Bronchienerweiterung bei intermittierendem Asthma oder obstruktiver Bronchitis
  • Inhalativ
    • Inhalationspulver
      • 6 Jahre bis 18 Jahre
        [1] [2]
        • 100 - 200 microg./Dosis, bei Bedarf 1-4 mal täglich.
        • Maximale Dosis im häuslichen Setting: 8 x täglich 200 microg., falls der Bedarf höher ist, muss der Patient neu eingestellt werden

    • Aerosol
      • 1 Monat bis 18 Jahre
        [1] [2]
        • 100 - 400 microg./Dosis, bei Bedarf 1-4 ED, max. 8 ED, max: 3.200 microg./Tag.
          • Maximale Dosis bei Verabreichung zu Hause: 8 ED 200 mcg. Besteht ein höherer Bedarf, muss der Patient beurteilt werden.

          VERABREICHUNG:
          0 - 3 Jahre: Dosisaerosol + Inhalationshilfe mit Maske.
          4 - 6 Jahre: Dosisaerosol + Inhalationshilfe mit Mundstück.

Nierenfunktionsstörungen bei Kindern > 3 Monate

GFR ≥10 ml/min/1.73m2: Dosisanpassung nicht erforderlich.

GFR <10 ml/min/1.73m2: Eine allgemeine Empfehlung zur Dosisanpassung kann nicht gegeben werden.

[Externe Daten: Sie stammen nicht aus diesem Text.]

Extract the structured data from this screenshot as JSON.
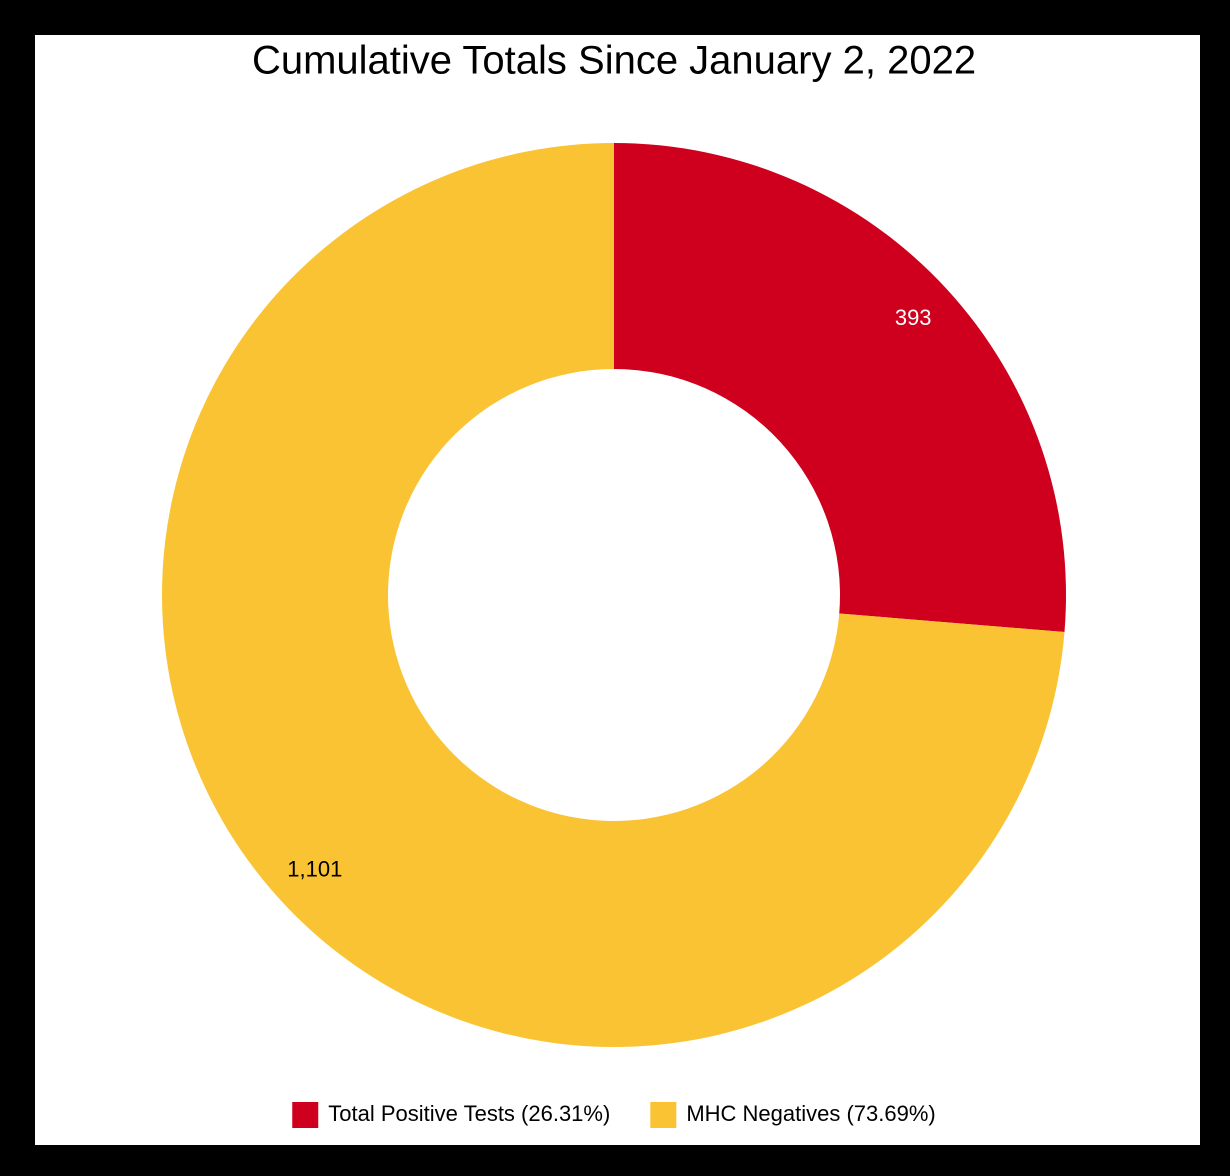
{
  "chart_data": {
    "type": "donut",
    "title": "Cumulative Totals Since January 2, 2022",
    "categories": [
      "Total Positive Tests (26.31%)",
      "MHC Negatives (73.69%)"
    ],
    "values": [
      393,
      1101
    ],
    "value_labels": [
      "393",
      "1,101"
    ],
    "colors": [
      "#cf001d",
      "#f9c333"
    ],
    "legend": "bottom"
  }
}
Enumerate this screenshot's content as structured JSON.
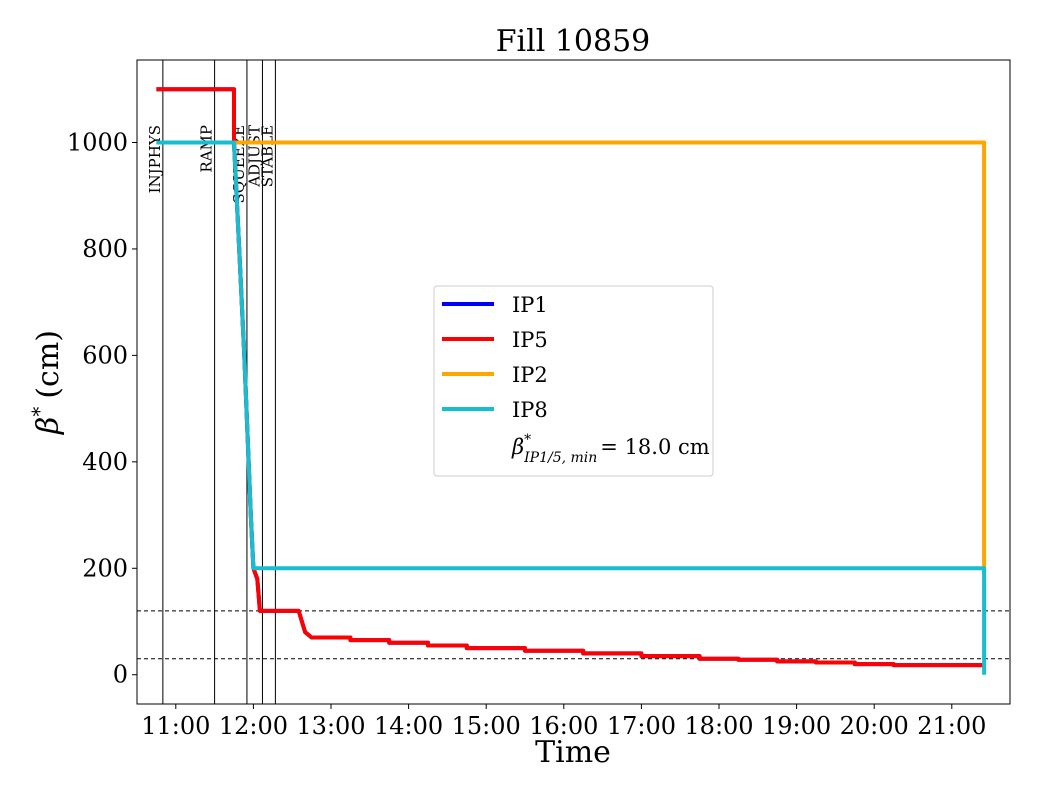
{
  "chart_data": {
    "type": "line",
    "title": "Fill 10859",
    "xlabel": "Time",
    "ylabel": {
      "symbol": "β",
      "sup": "*",
      "unit": "(cm)"
    },
    "xlim": [
      "10:30",
      "21:45"
    ],
    "ylim": [
      -55,
      1155
    ],
    "x_ticks": [
      "11:00",
      "12:00",
      "13:00",
      "14:00",
      "15:00",
      "16:00",
      "17:00",
      "18:00",
      "19:00",
      "20:00",
      "21:00"
    ],
    "y_ticks": [
      0,
      200,
      400,
      600,
      800,
      1000
    ],
    "grid": false,
    "legend_position": "center",
    "phases": [
      {
        "label": "INJPHYS",
        "time": "10:50"
      },
      {
        "label": "RAMP",
        "time": "11:30"
      },
      {
        "label": "SQUEEZE",
        "time": "11:55"
      },
      {
        "label": "ADJUST",
        "time": "12:07"
      },
      {
        "label": "STABLE",
        "time": "12:17"
      }
    ],
    "reference_lines": [
      120,
      30
    ],
    "series": [
      {
        "name": "IP1",
        "color": "#0000ff",
        "points": [
          [
            "10:45",
            1100
          ],
          [
            "11:45",
            1100
          ],
          [
            "11:45",
            1000
          ],
          [
            "11:49",
            800
          ],
          [
            "11:53",
            600
          ],
          [
            "11:56",
            420
          ],
          [
            "11:58",
            300
          ],
          [
            "12:00",
            200
          ],
          [
            "12:03",
            180
          ],
          [
            "12:05",
            120
          ],
          [
            "12:35",
            120
          ],
          [
            "12:40",
            80
          ],
          [
            "12:45",
            70
          ],
          [
            "13:15",
            70
          ],
          [
            "13:15",
            65
          ],
          [
            "13:45",
            65
          ],
          [
            "13:45",
            60
          ],
          [
            "14:15",
            60
          ],
          [
            "14:15",
            55
          ],
          [
            "14:45",
            55
          ],
          [
            "14:45",
            50
          ],
          [
            "15:30",
            50
          ],
          [
            "15:30",
            45
          ],
          [
            "16:15",
            45
          ],
          [
            "16:15",
            40
          ],
          [
            "17:00",
            40
          ],
          [
            "17:00",
            35
          ],
          [
            "17:45",
            35
          ],
          [
            "17:45",
            30
          ],
          [
            "18:15",
            30
          ],
          [
            "18:15",
            28
          ],
          [
            "18:45",
            28
          ],
          [
            "18:45",
            25
          ],
          [
            "19:15",
            25
          ],
          [
            "19:15",
            23
          ],
          [
            "19:45",
            23
          ],
          [
            "19:45",
            20
          ],
          [
            "20:15",
            20
          ],
          [
            "20:15",
            18
          ],
          [
            "21:25",
            18
          ]
        ]
      },
      {
        "name": "IP5",
        "color": "#ff0000",
        "points": [
          [
            "10:45",
            1100
          ],
          [
            "11:45",
            1100
          ],
          [
            "11:45",
            1000
          ],
          [
            "11:49",
            800
          ],
          [
            "11:53",
            600
          ],
          [
            "11:56",
            420
          ],
          [
            "11:58",
            300
          ],
          [
            "12:00",
            200
          ],
          [
            "12:03",
            180
          ],
          [
            "12:05",
            120
          ],
          [
            "12:35",
            120
          ],
          [
            "12:40",
            80
          ],
          [
            "12:45",
            70
          ],
          [
            "13:15",
            70
          ],
          [
            "13:15",
            65
          ],
          [
            "13:45",
            65
          ],
          [
            "13:45",
            60
          ],
          [
            "14:15",
            60
          ],
          [
            "14:15",
            55
          ],
          [
            "14:45",
            55
          ],
          [
            "14:45",
            50
          ],
          [
            "15:30",
            50
          ],
          [
            "15:30",
            45
          ],
          [
            "16:15",
            45
          ],
          [
            "16:15",
            40
          ],
          [
            "17:00",
            40
          ],
          [
            "17:00",
            35
          ],
          [
            "17:45",
            35
          ],
          [
            "17:45",
            30
          ],
          [
            "18:15",
            30
          ],
          [
            "18:15",
            28
          ],
          [
            "18:45",
            28
          ],
          [
            "18:45",
            25
          ],
          [
            "19:15",
            25
          ],
          [
            "19:15",
            23
          ],
          [
            "19:45",
            23
          ],
          [
            "19:45",
            20
          ],
          [
            "20:15",
            20
          ],
          [
            "20:15",
            18
          ],
          [
            "21:25",
            18
          ]
        ]
      },
      {
        "name": "IP2",
        "color": "#ffa500",
        "points": [
          [
            "10:45",
            1000
          ],
          [
            "11:45",
            1000
          ],
          [
            "21:25",
            1000
          ],
          [
            "21:25",
            200
          ]
        ]
      },
      {
        "name": "IP8",
        "color": "#17becf",
        "points": [
          [
            "10:45",
            1000
          ],
          [
            "11:45",
            1000
          ],
          [
            "11:49",
            800
          ],
          [
            "11:53",
            600
          ],
          [
            "11:56",
            420
          ],
          [
            "11:58",
            300
          ],
          [
            "12:00",
            200
          ],
          [
            "21:25",
            200
          ],
          [
            "21:25",
            0
          ]
        ]
      }
    ],
    "annotation": {
      "symbol": "β",
      "sup": "*",
      "sub": "IP1/5, min",
      "value_text": "= 18.0 cm"
    }
  }
}
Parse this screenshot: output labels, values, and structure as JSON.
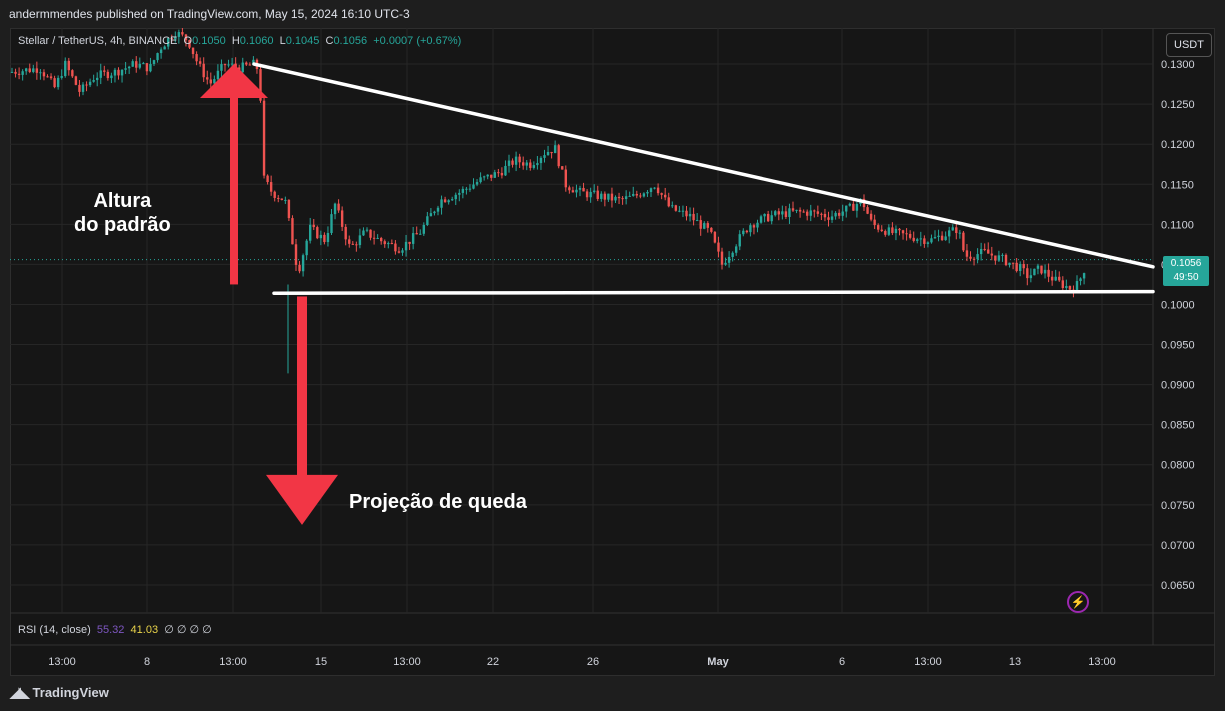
{
  "header": {
    "published": "andermmendes published on TradingView.com, May 15, 2024 16:10 UTC-3"
  },
  "legend": {
    "symbol": "Stellar / TetherUS, 4h, BINANCE",
    "o_label": "O",
    "o": "0.1050",
    "h_label": "H",
    "h": "0.1060",
    "l_label": "L",
    "l": "0.1045",
    "c_label": "C",
    "c": "0.1056",
    "change": "+0.0007 (+0.67%)"
  },
  "currency_button": "USDT",
  "price_tag": {
    "price": "0.1056",
    "countdown": "49:50"
  },
  "annotations": {
    "pattern_height": [
      "Altura",
      "do padrão"
    ],
    "projection": "Projeção de queda"
  },
  "rsi": {
    "label": "RSI (14, close)",
    "value1": "55.32",
    "value2": "41.03",
    "rest": "∅ ∅ ∅ ∅"
  },
  "footer": {
    "brand": "TradingView",
    "logo_icon": "tradingview-logo-icon"
  },
  "colors": {
    "up": "#26a69a",
    "down": "#ef5350",
    "arrow": "#f23645",
    "line": "#ffffff"
  },
  "chart_data": {
    "type": "candlestick",
    "symbol": "Stellar / TetherUS",
    "timeframe": "4h",
    "exchange": "BINANCE",
    "y_ticks": [
      "0.1300",
      "0.1250",
      "0.1200",
      "0.1150",
      "0.1100",
      "0.1050",
      "0.1000",
      "0.0950",
      "0.0900",
      "0.0850",
      "0.0800",
      "0.0750",
      "0.0700",
      "0.0650"
    ],
    "ylim": [
      0.0615,
      0.1345
    ],
    "x_ticks": [
      "13:00",
      "8",
      "13:00",
      "15",
      "13:00",
      "22",
      "26",
      "May",
      "6",
      "13:00",
      "13",
      "13:00"
    ],
    "current_price": 0.1056,
    "price_path": [
      [
        0,
        0.129
      ],
      [
        30,
        0.1295
      ],
      [
        45,
        0.127
      ],
      [
        55,
        0.13
      ],
      [
        70,
        0.1265
      ],
      [
        85,
        0.1285
      ],
      [
        105,
        0.129
      ],
      [
        125,
        0.13
      ],
      [
        140,
        0.1295
      ],
      [
        150,
        0.132
      ],
      [
        165,
        0.134
      ],
      [
        178,
        0.133
      ],
      [
        188,
        0.13
      ],
      [
        200,
        0.1275
      ],
      [
        215,
        0.13
      ],
      [
        230,
        0.1295
      ],
      [
        244,
        0.13
      ],
      [
        250,
        0.129
      ],
      [
        252,
        0.116
      ],
      [
        262,
        0.114
      ],
      [
        275,
        0.113
      ],
      [
        288,
        0.104
      ],
      [
        300,
        0.1095
      ],
      [
        315,
        0.108
      ],
      [
        325,
        0.1125
      ],
      [
        340,
        0.107
      ],
      [
        355,
        0.109
      ],
      [
        370,
        0.108
      ],
      [
        390,
        0.107
      ],
      [
        410,
        0.109
      ],
      [
        430,
        0.113
      ],
      [
        450,
        0.114
      ],
      [
        470,
        0.1155
      ],
      [
        490,
        0.1165
      ],
      [
        505,
        0.118
      ],
      [
        520,
        0.1175
      ],
      [
        535,
        0.119
      ],
      [
        545,
        0.1195
      ],
      [
        555,
        0.115
      ],
      [
        570,
        0.114
      ],
      [
        590,
        0.1135
      ],
      [
        610,
        0.113
      ],
      [
        625,
        0.1135
      ],
      [
        645,
        0.115
      ],
      [
        660,
        0.112
      ],
      [
        680,
        0.111
      ],
      [
        700,
        0.109
      ],
      [
        712,
        0.105
      ],
      [
        725,
        0.1075
      ],
      [
        740,
        0.11
      ],
      [
        760,
        0.111
      ],
      [
        780,
        0.1115
      ],
      [
        800,
        0.1115
      ],
      [
        820,
        0.111
      ],
      [
        840,
        0.112
      ],
      [
        852,
        0.113
      ],
      [
        862,
        0.11
      ],
      [
        880,
        0.109
      ],
      [
        900,
        0.1085
      ],
      [
        920,
        0.108
      ],
      [
        940,
        0.109
      ],
      [
        948,
        0.1095
      ],
      [
        955,
        0.106
      ],
      [
        975,
        0.1065
      ],
      [
        995,
        0.1055
      ],
      [
        1010,
        0.1045
      ],
      [
        1018,
        0.1035
      ],
      [
        1030,
        0.1045
      ],
      [
        1045,
        0.103
      ],
      [
        1060,
        0.102
      ],
      [
        1068,
        0.1025
      ],
      [
        1078,
        0.1056
      ]
    ],
    "trendlines": [
      {
        "name": "descending-resistance",
        "from": [
          244,
          0.13
        ],
        "to": [
          1143,
          0.1047
        ]
      },
      {
        "name": "horizontal-support",
        "from": [
          264,
          0.1014
        ],
        "to": [
          1143,
          0.1016
        ]
      }
    ],
    "arrows": [
      {
        "name": "pattern-height-arrow",
        "x": 224,
        "from_price": 0.1025,
        "to_price": 0.13,
        "direction": "up"
      },
      {
        "name": "projection-arrow",
        "x": 292,
        "from_price": 0.101,
        "to_price": 0.0725,
        "direction": "down"
      }
    ]
  }
}
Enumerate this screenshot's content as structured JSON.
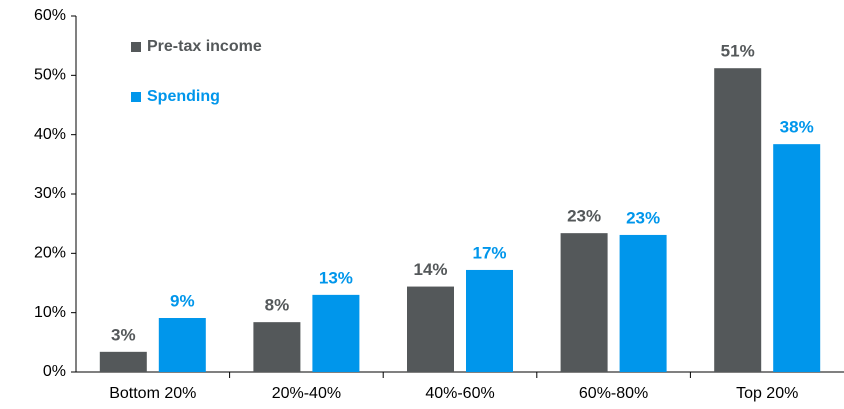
{
  "chart_data": {
    "type": "bar",
    "categories": [
      "Bottom 20%",
      "20%-40%",
      "40%-60%",
      "60%-80%",
      "Top 20%"
    ],
    "series": [
      {
        "name": "Pre-tax income",
        "color": "#54585a",
        "values": [
          3.4,
          8.4,
          14.4,
          23.4,
          51.2
        ],
        "value_labels": [
          "3%",
          "8%",
          "14%",
          "23%",
          "51%"
        ]
      },
      {
        "name": "Spending",
        "color": "#0096eb",
        "values": [
          9.1,
          13.0,
          17.2,
          23.1,
          38.4
        ],
        "value_labels": [
          "9%",
          "13%",
          "17%",
          "23%",
          "38%"
        ]
      }
    ],
    "ylim": [
      0,
      60
    ],
    "yticks": [
      {
        "value": 0,
        "label": "0%"
      },
      {
        "value": 10,
        "label": "10%"
      },
      {
        "value": 20,
        "label": "20%"
      },
      {
        "value": 30,
        "label": "30%"
      },
      {
        "value": 40,
        "label": "40%"
      },
      {
        "value": 50,
        "label": "50%"
      },
      {
        "value": 60,
        "label": "60%"
      }
    ],
    "grid": false,
    "legend": "top-left"
  }
}
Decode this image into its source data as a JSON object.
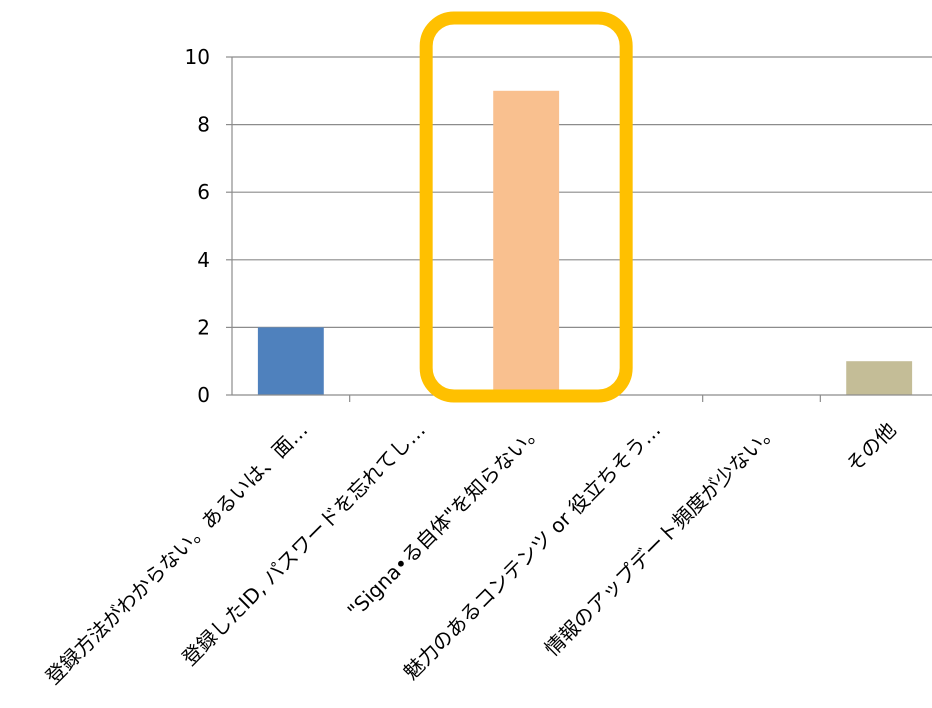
{
  "chart_data": {
    "type": "bar",
    "title": "",
    "xlabel": "",
    "ylabel": "",
    "ylim": [
      0,
      10
    ],
    "yticks": [
      0,
      2,
      4,
      6,
      8,
      10
    ],
    "grid": true,
    "legend": "none",
    "categories": [
      "登録方法がわからない。あるいは、面…",
      "登録したID, パスワードを忘れてし…",
      "\"Signa•る自体\"を知らない。",
      "魅力のあるコンテンツ or 役立ちそう…",
      "情報のアップデート頻度が少ない。",
      "その他"
    ],
    "values": [
      2,
      0,
      9,
      0,
      0,
      1
    ],
    "bar_colors": [
      "#4f81bd",
      "#c0504d",
      "#f9c08f",
      "#9bbb59",
      "#8064a2",
      "#c4bd97"
    ],
    "highlight": {
      "category_index": 2,
      "color": "#ffc000"
    }
  }
}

Unerwünschte Arzneimittelwirkungen

Folgende UAW wurden sehr häufig, häufig oder gelegentlich beobachtet (≥ 0,1 %):

Tremor, Kopfschmerzen, Tachykardie, Husten, Nervosität, Schwindelgefühl, Palpitation, Irritationen im Mund- und Rachenbereich, Muskelkrämpfe

Folgende ausgewählte UAW wurden zudem selten, sehr selten (< 0,1 %) oder mit unbekannter Häufigkeit beobachtet:

Hypokaliämie, Periphere Vasodilatation, Überempfindlichkeitsreaktionen wie Angioödem, Urticaria, Bronchospasmus, Hypotonie und Kollaps, Lactatazidose, Hyperaktivität, kardiale Arrhythmien einschließlich Vorhofflimmern, supraventrikuläre Tachykardien und Extrasystolen, Myokardischämie, paradoxer Bronchospasmus

Die vollständige Auflistung aller unerwünschten Arzneimittelwirkungen ist den aktuellen Fachinformationen zu entnehmen.

 

Kontraindikationen

  • Überempfindlichkeit gegen andere Βetamimetika
  • Tachyarrhythmien
  • hypertrophe, obstruktive Myokardiopathie

Die vollständige Auflistung aller Gegenanzeigen ist den aktuellen Fachinformationen zu entnehmen.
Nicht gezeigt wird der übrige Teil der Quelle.